Paris «avait le droit» de bloquer un train d’immigrés tunisiens, selon Bruxelles

Publié le par Jean-Philippe Chognot

La Commission européenne a indiqué hier que la France « avait le droit » de suspendre la circulation des trains entre Vintimille et Menton dimanche.

La France était dans son bon droit. Selon Cecilia Malmström, commissaire européen aux affaires intérieures, les autorités françaises « avaient le droit » d’interrompre le trafic ferroviaire entre Vintimille, ville italienne frontalière, et Menton, dimanche pendant quelques heures. Paris avançait le motif suivant : plusieurs dizaines de militants des droits de l’homme comptaient embarquer à bord d’un « train de la dignité » en compagnie de migrants tunisiens, provoquant « des risques de trouble manifeste à l’ordre public », selon le ministère français de l’intérieur. « Les autorités françaises nous ont envoyé un courrier officiel ce matin, a indiqué hier la commissaire suédoise. Au regard de leur justification, cette interruption temporaire du trafic n’enfreint pas les règlements. »

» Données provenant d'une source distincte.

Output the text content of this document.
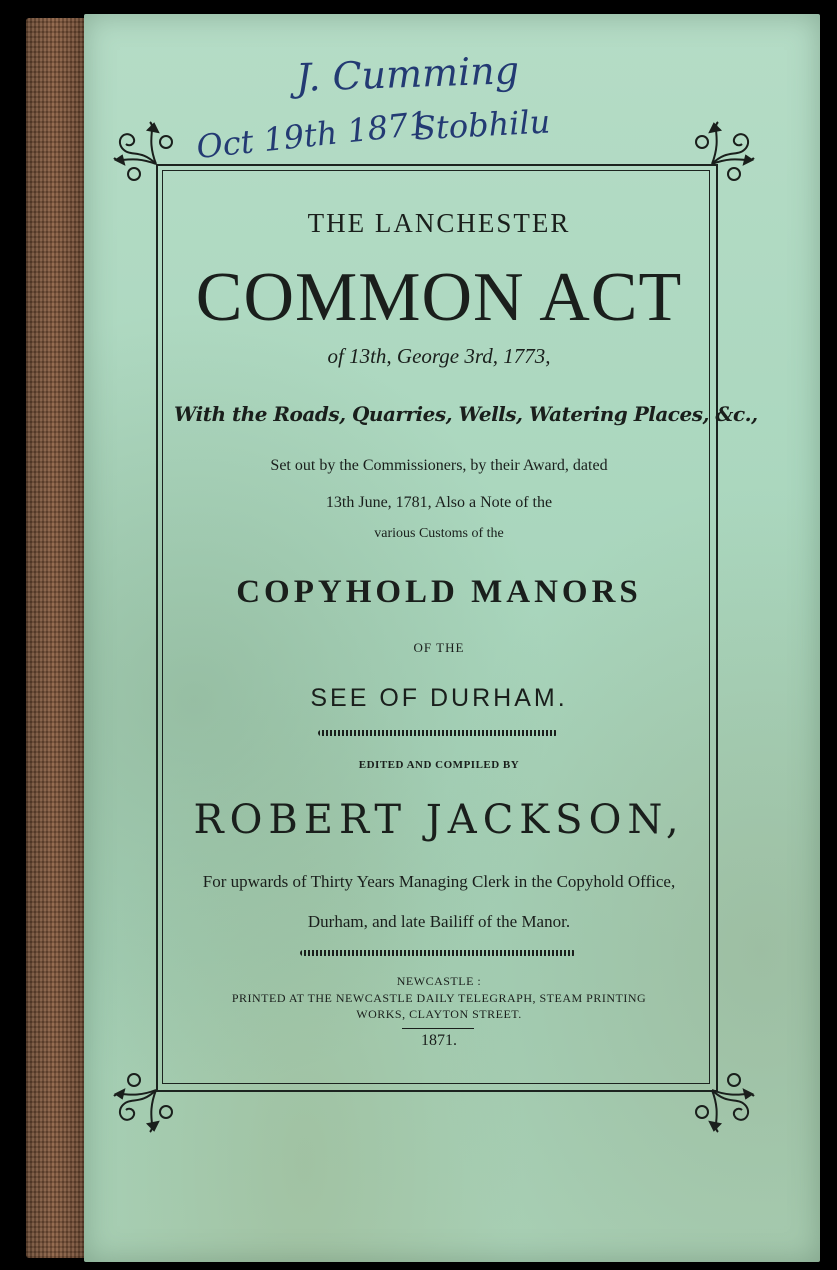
J. Cumming
Oct 19th 1871
Stobhilu
THE LANCHESTER
COMMON ACT
of 13th, George 3rd, 1773,
With the Roads, Quarries, Wells, Watering Places, &c.,
Set out by the Commissioners, by their Award, dated
13th June, 1781, Also a Note of the
various Customs of the
COPYHOLD MANORS
OF THE
SEE OF DURHAM.
EDITED AND COMPILED BY
ROBERT JACKSON,
For upwards of Thirty Years Managing Clerk in the Copyhold Office,
Durham, and late Bailiff of the Manor.
NEWCASTLE :
PRINTED AT THE NEWCASTLE DAILY TELEGRAPH, STEAM PRINTING
WORKS, CLAYTON STREET.
1871.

La décision française d’interrompre le trafic a pourtant provoqué la colère des autorités italiennes. Celles-ci ont « protesté formellement » auprès de la France, a indiqué Franco Frattini, ministre des affaires étrangères, sur une télévision italienne. « L’Europe ne va nulle part si on érige des murs entre les pays », a-t-il ajouté. Rome estime que la France n’avait aucune raison d’empêcher les migrants tunisiens d’entrer sur son territoire, leurs permis de séjour étant « valables et reconnus par la France », au nom de la convention de Schengen. Ce texte européen, adopté par vingt-cinq pays dont la France et l’Italie, ouvre les frontières entre les signataires. L’Italie n’a toutefois déposé « aucune plainte officielle » à la Commission, selon Michele Cercone, porte-parole de la commissaire.

« Nous faisons une application à la lettre et dans l’esprit des accords, a répondu le ministre de l’intérieur Claude Guéant, hier dans la matinée. Un problème d’ordre public était en perspective et la façon la plus simple de le traiter était d’interrompre l’avancée de ce train. » Selon l’article 23 du code frontières Schengen, les pays signataires ont le droit de « réintroduire exceptionnellement des contrôles aux frontières pour une durée limitée à trente jours maximum » s’ils s’estiment confrontés à « une menace sérieuse de leur sécurité intérieure ».

L’Italie est confrontée à un afflux massif d’immigrants clandestins sur ses côtes depuis le début de la révolution tunisienne en janvier dernier. Le 7 avril, le pays a accordé des permis de séjour de six mois à plus de 20 000 Tunisiens, provoquant le courroux des autorités françaises, allemandes et autrichiennes. Michele Cercone a précisé hier que ces permis de séjour « ne sont pas des visas et ne donnent pas un droit automatique à traverser les frontières » dans l’espace Schengen.

Jean-Philippe Chognot

 

Article publié dans le journal La Croix, du 19/04/2011, en page 6.